“I drink lots of black tea, have lived in two countries and four states, foster dogs, envy people who are good at gardening and can crack an egg with one hand.”
Meet Roisin Todd, a senior anthropology major who received the George Henry Perkins award for demonstrating superior intellectual commitment to anthropology, and will be sporting maroon and silver cords at graduation Sunday May 20.
Additionally, Todd was accepted into the Phi Beta Kappa society, a highly prestigious honors society along with three other graduating seniors.
“I did not expect to win any award,” she said. “It’s hard to imagine when you’re in the thick of it because there’s always another deadline on the horizon. It’s gratifying to know that those efforts were seen.”
But this award is not the only surprise Todd will have faced. In addition to her anthropology cords, on May 20 Todd will be called on stage to receive the Hannah Howard Prize.
The Hannah Howard Prize is awarded annually to a full time student in the College of Arts and Sciences with the highest GPA--a student who truly represents the commitment and achievements of liberal arts education.
“I think my strengths are in my engagement with and enthusiasm for the discipline and my ability to extend that beyond the classroom,” Todd said. “Along with what is probably unhealthy amount of time perusing CatQuest.”
But her GPA wasn’t the only thing that made her an outstanding student; her professors praised her as well.
“I feel very lucky to have been able to work with Ro,” anthropology professor Luis Vivanco said. “She's the kind of person a lot of professors dream about working with: a deep and creative thinker, a highly-gifted communicator and someone who is downright pleasant to be around.”
Vivanco attests to Todd’s ability to bring her passion and commitment to the world into all her work.
Another of Todd’s anthropology professors, Jeanne Shea, agrees that her eagerness about her studies tends to imbue a great energy on the project of undergraduate studies.
“When she speak and writes, one is struck by the joy with which she engages with scholarly ideas and cultural worlds,” Shea said.
What’s interesting about Todd’s story of success is that she didn’t come into UVM knowing she wanted to be an anthropology major.
“I stumbled upon the description for the social action focus the department offers and the more I read, the more it resonated with me and what I wanted to study,” she said.
This concentration allows students to explore inequality, diversity, and social justice, policymaking, international aid and advocacy through an anthropological lens.
In her four years at UVM, Todd completed a number of projects that truly exhibit the depth and complexity of forms a degree in anthropology can take.
“I feel really lucky to have had the scope to do some less conventional projects,” Todd said.
Her work ranged from soundscape analysis of capitalism in Burlington, ethnographic vignettes on childhood and education and a map and dictionary project on the institutionalization of early education.
“All of these projects involved doing anthropology outside of the classroom and connecting to the discipline off-campus,” she said.

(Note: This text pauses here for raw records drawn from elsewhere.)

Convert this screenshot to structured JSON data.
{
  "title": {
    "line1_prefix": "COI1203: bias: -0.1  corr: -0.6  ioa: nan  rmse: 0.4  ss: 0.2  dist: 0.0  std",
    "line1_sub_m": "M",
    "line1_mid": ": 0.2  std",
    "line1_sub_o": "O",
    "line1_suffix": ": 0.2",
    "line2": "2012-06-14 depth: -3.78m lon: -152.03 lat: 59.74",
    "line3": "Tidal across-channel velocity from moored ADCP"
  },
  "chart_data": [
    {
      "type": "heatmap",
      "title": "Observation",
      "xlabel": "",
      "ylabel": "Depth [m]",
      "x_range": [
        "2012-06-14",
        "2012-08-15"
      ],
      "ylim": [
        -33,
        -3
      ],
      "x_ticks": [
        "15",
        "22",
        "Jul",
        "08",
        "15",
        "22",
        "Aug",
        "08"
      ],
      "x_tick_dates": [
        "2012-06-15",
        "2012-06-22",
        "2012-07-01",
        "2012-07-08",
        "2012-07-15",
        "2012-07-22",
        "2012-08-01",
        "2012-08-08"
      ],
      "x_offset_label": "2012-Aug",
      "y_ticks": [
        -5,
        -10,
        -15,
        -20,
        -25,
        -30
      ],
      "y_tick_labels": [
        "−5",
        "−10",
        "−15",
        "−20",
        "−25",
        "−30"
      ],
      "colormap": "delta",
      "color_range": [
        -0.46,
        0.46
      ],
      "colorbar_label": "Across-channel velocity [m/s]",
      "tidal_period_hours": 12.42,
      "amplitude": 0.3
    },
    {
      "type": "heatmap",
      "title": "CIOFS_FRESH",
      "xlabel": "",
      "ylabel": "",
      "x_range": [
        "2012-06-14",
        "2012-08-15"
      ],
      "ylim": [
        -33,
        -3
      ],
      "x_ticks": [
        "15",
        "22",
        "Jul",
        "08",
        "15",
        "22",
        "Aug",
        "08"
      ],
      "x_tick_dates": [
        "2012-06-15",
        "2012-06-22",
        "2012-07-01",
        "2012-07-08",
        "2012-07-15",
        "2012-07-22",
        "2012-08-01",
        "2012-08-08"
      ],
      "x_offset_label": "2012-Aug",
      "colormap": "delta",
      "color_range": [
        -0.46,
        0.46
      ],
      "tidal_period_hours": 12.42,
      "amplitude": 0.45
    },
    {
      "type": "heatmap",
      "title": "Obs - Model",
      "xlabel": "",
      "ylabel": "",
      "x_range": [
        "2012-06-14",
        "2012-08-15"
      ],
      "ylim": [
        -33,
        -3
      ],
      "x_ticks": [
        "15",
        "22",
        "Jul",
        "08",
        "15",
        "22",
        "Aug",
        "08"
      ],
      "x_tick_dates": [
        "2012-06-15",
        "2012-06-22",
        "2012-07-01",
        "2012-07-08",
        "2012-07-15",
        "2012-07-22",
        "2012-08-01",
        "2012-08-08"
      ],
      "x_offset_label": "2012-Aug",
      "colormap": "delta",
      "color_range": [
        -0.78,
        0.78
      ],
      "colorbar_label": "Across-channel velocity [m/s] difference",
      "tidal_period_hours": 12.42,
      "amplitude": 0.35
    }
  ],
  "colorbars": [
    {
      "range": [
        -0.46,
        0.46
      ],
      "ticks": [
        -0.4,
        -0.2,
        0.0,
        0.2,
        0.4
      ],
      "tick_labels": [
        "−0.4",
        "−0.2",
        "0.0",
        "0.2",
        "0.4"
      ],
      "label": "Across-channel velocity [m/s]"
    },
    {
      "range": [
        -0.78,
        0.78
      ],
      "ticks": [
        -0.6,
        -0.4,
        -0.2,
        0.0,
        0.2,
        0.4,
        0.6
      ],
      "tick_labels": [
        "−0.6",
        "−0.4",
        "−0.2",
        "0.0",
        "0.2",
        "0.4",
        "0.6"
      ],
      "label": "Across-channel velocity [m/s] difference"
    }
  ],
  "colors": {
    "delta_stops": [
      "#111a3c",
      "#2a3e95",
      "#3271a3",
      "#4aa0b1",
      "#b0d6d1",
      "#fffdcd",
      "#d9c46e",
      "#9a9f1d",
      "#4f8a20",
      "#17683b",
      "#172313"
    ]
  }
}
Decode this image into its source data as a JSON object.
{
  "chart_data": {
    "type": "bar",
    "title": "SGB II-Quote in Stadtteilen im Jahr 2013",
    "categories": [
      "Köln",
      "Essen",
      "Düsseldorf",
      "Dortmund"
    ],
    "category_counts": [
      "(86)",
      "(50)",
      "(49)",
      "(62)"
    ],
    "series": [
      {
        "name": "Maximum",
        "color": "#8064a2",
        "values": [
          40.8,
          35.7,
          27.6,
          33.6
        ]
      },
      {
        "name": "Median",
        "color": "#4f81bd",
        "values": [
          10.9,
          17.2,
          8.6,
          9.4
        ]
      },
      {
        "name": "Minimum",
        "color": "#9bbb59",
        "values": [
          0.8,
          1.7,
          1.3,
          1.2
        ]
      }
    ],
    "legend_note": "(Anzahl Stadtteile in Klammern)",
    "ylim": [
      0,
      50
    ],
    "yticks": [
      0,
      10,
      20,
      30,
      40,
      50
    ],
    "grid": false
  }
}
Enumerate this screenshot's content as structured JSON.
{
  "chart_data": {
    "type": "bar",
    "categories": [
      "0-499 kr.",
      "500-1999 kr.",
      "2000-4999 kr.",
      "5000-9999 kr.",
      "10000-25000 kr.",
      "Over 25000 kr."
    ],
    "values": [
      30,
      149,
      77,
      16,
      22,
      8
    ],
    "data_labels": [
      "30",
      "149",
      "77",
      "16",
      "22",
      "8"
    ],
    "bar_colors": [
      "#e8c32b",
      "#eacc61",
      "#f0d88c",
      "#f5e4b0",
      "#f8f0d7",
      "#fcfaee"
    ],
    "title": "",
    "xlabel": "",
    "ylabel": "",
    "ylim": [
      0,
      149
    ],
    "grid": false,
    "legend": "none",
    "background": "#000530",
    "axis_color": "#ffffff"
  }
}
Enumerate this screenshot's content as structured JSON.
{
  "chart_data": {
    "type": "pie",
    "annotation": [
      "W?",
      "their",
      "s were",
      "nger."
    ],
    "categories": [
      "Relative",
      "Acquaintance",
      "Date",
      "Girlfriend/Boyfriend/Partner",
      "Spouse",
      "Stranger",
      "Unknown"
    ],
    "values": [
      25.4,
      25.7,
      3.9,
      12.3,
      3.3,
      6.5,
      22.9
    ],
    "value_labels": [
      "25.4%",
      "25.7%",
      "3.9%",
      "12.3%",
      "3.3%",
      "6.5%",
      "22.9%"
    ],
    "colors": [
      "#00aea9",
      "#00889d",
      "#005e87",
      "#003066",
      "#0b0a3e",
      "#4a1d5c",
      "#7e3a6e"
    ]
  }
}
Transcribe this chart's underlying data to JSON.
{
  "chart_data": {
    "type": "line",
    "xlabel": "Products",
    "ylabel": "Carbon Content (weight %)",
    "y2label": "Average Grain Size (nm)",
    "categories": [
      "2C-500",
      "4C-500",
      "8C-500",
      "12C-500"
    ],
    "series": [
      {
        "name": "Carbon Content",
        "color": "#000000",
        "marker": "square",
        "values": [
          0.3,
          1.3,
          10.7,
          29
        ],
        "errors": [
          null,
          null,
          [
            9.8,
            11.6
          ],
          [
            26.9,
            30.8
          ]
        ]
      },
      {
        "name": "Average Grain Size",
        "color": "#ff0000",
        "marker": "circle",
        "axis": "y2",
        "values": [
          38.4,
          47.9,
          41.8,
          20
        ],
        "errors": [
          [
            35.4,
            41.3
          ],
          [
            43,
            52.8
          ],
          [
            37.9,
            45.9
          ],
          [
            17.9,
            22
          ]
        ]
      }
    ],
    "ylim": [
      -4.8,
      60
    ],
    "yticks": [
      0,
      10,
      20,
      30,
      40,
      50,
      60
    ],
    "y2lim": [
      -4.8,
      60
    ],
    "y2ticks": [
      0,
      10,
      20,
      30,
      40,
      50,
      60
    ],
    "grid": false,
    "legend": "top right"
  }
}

Her favorite was a blog post project where she researched the ways in which Muslim punk offers unique avenues of resistance against contemporary anti-Muslim rhetoric and violence.
“I think that produced my weirdest bibliography to date,” Todd said.
Her work doesn’t end after graduation. Todd will be taking a year off from school to work, travel and apply to graduate schools, but will also continue pursuing another Anthropological project.
“I’ll be continuing work on an archival project digitizing and piecing together an oral history,” she said. “Which is exciting.”
For the most part, her excitement outweighs her fears of post undergraduate life, she said.
To any students considering or already in the Anthropology department, Todd has a few key suggestions.
“Find projects, causes and people that interest you, engage with off-campus organizations, stay with your curiousity, don’t take yourself too seriously,” she said. “But also take your work and contributions seriously.”
A bachelor of arts in anthropology is a flexible degree that allows students to pursue their individual interests while equipping them with the skills to meet the world’s challenges head-on, hands-on.
All in all, Todd said her senior year was a fulfilling, sometimes stressful blur.
For all her achievements and passion, Todd would especially like to thank Luis Vivanco, Ben Eastman, and Jonah Steinberg, as well as her advisor Emily Manetta and all her peers.
“I am so grateful to the whole community of the anthropology department and I’ve truly enjoyed being a part of it,” she said.
To learn more about Anthropology at UVM visit the department’s website at https://www.uvm.edu/cas/anthropology or pop into professor offices on the fifth floor of Williams Hall--they have a great view.
Editor's note: Roisin Todd was one of three CAS students who shared the 2018 Hannah Howard Prize. Also receiving the award for highest GPA in the College was Emily Pomichter (psychologcal sciences) and Anthony Spinella (neuroscience).